Dicas urbanas III

Muita coisa já foi dita e escrita a respeito de pedalar no trânsito, mas muitas dessas coisas não fazem sentido. Pode não ser um assunto divertido, mas é com certeza importante, e necessário, se você é um ciclista urbano e quer evitar acidentes.

O maior dos problemas é que a diferença entre bicicletas e veículos motorizados tem sido enfatizada além das proporções, ignorando o fato de que bicicletas e carros são ambos veículos com rodas, que seguem as mesmas leis da física, e são dirigidos por pessoas cujas mentes funcionam da mesma forma. Sempre que você se confronta com uma situação com a qual você não consegue lidar, pense o que você faria se você estivesse dirigindo um carro. Na maioria dos casos isso vai resolver seu problema de forma segura.

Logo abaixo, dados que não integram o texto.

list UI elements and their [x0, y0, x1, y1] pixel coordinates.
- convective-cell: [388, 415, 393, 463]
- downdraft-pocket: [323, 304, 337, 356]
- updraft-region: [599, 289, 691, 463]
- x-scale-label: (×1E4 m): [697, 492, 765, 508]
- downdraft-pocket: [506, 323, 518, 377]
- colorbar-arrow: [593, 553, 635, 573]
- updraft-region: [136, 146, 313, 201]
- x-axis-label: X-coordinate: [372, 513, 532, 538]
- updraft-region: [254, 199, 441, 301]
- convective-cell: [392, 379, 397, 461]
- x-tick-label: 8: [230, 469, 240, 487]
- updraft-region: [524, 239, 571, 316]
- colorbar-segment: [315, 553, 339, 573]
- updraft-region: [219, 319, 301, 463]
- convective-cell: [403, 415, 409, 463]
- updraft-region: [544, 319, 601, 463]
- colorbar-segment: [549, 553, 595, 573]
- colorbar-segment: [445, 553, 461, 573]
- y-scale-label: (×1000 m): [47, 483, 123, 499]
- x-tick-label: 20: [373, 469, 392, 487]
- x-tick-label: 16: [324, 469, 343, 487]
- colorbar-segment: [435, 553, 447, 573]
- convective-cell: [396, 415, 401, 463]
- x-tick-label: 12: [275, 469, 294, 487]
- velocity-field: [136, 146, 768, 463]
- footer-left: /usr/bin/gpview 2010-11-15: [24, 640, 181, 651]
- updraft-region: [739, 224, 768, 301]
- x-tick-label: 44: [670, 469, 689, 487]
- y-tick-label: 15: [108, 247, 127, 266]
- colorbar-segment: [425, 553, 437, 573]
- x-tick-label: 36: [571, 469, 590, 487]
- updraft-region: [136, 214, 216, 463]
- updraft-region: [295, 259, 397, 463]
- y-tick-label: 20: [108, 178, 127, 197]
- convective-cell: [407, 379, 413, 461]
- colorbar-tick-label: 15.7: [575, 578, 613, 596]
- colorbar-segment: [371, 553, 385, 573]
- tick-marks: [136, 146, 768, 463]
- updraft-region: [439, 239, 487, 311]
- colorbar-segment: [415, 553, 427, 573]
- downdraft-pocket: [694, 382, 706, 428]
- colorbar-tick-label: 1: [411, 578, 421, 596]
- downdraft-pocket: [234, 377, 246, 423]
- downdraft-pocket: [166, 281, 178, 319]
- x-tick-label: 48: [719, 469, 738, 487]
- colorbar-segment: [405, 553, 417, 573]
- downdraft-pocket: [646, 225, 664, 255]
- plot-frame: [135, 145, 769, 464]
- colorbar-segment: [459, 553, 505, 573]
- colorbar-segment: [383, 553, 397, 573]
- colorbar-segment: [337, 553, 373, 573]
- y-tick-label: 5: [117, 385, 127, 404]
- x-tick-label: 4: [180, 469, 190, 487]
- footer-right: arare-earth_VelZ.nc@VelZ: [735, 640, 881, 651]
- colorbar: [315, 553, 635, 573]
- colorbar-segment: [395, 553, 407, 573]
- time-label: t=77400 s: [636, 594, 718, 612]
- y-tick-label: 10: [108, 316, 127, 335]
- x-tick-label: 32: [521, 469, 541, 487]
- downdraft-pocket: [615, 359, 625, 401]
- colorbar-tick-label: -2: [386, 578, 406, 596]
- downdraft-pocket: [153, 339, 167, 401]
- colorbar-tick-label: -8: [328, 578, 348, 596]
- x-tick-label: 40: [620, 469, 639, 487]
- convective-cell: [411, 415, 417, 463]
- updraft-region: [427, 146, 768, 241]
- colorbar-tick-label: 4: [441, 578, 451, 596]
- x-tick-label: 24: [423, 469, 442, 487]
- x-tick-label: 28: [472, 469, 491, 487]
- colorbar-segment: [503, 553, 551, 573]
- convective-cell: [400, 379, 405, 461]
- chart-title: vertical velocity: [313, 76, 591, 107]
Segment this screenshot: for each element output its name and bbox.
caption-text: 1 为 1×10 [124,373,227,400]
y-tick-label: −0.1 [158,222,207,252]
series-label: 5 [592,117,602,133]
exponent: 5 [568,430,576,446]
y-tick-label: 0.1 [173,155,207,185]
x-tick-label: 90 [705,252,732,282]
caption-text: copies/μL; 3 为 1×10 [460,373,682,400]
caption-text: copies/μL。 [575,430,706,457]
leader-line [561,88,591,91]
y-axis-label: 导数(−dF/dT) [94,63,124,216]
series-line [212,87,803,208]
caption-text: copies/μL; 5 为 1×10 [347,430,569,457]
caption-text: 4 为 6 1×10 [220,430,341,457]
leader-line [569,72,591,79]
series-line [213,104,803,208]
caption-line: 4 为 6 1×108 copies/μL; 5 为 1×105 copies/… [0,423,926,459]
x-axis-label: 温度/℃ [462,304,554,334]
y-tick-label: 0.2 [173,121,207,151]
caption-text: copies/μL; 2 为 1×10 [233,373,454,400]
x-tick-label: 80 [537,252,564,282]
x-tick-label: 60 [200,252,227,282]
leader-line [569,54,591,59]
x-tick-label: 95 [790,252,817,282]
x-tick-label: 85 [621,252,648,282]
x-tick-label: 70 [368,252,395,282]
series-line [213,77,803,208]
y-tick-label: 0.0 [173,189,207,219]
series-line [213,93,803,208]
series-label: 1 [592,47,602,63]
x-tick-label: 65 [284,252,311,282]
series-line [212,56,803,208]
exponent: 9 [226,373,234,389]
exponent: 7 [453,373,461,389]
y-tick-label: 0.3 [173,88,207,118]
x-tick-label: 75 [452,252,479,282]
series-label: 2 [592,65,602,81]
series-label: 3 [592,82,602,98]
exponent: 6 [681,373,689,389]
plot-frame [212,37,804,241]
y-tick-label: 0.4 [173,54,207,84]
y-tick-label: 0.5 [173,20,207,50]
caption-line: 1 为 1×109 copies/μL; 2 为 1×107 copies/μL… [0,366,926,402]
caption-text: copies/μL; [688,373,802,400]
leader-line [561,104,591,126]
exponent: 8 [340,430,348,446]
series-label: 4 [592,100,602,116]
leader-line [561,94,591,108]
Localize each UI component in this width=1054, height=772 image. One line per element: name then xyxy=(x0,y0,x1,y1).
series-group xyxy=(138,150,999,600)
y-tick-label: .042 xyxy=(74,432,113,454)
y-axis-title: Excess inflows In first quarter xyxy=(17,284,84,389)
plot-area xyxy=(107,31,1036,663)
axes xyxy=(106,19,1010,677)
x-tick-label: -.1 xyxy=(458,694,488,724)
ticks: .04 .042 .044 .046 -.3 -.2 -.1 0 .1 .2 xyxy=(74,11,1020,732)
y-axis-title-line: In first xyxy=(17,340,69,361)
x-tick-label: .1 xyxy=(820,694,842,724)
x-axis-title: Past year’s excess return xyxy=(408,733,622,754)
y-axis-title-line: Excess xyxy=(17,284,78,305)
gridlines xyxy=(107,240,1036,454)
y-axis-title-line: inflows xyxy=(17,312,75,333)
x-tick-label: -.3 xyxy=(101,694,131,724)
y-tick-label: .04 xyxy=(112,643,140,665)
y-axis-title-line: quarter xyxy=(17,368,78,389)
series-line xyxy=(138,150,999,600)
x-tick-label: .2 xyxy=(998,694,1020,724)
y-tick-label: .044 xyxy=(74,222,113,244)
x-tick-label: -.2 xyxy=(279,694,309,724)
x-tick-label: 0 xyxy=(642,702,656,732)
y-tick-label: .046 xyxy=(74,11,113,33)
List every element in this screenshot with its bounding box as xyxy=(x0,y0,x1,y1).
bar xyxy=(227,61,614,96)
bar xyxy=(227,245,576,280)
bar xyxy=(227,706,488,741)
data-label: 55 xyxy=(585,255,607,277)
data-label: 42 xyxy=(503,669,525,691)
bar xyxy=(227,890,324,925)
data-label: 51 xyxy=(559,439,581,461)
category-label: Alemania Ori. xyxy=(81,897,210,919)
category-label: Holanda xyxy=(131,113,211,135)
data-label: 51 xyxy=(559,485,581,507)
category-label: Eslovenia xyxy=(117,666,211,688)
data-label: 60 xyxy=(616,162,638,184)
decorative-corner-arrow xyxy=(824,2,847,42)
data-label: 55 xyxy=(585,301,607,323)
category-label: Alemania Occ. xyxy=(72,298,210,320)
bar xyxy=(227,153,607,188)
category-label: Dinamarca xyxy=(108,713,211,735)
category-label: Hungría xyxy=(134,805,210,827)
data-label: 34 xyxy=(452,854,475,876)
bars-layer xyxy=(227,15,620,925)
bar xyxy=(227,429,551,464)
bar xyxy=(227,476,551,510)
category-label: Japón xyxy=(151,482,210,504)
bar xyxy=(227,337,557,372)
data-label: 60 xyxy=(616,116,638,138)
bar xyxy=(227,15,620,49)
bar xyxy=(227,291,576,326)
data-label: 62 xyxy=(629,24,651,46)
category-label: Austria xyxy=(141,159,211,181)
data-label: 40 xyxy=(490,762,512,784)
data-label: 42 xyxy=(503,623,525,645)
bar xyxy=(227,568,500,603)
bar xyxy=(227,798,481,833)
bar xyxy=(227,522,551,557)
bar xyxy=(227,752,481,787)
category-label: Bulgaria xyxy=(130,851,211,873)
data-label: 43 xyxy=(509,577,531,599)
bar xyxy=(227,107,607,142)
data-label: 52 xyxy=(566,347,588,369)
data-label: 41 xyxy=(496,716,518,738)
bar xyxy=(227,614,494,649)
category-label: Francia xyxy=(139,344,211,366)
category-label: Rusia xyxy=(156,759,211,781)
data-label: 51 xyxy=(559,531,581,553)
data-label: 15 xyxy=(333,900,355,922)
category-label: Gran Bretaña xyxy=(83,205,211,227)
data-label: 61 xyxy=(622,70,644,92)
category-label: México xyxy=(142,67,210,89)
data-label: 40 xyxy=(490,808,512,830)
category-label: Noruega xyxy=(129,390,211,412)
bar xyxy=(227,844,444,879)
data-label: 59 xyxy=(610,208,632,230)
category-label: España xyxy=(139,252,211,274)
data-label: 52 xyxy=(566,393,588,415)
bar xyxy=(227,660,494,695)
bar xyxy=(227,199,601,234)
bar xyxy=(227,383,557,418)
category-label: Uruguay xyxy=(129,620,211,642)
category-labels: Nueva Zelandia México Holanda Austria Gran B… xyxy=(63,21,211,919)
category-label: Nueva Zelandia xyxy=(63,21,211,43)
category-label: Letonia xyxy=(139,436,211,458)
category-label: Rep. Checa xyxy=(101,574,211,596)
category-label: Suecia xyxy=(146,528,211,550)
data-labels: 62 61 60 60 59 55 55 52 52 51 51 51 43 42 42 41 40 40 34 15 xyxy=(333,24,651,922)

Os dois princípios básicos são: escolha ideal da sua posição e pensar antecipadamente.

Considere a peculiaridade dos outros atores do trânsito. Tenha em mente a imprevisibilidade dos pedestres, mas lembre-se de que outros ciclistas podem ser tão imprevisíveis quanto. Uma das causas para isso é o fato de o ciclismo ser considerado uma atividade esportiva ou de lazer, e não um modal de transporte.

Motoristas também não são isentos de culpa. O erro mais comum ao interagirem com ciclistas é pensarem nesses como objetos fixos. Uma vez que um motorista ultrapassou uma bicicleta, ele assume que ela desapareceu de vez, e não percebe que o ciclista ainda está lá, próximo a ele, ao seu lado ou logo atrás, e pedalando em uma velocidade que torna impossível desviar ou parar bruscamente. Lembre-se disso quando você for ultrapassado próximo a um cruzamento ou entrada de garagem à sua direita, pode ser que você leve uma fechada. Reduza sempre que houver o menor risco disso acontecer.

Texto retirado do livro “The bicycle commuting book”, escrito por Rob Van der Plas.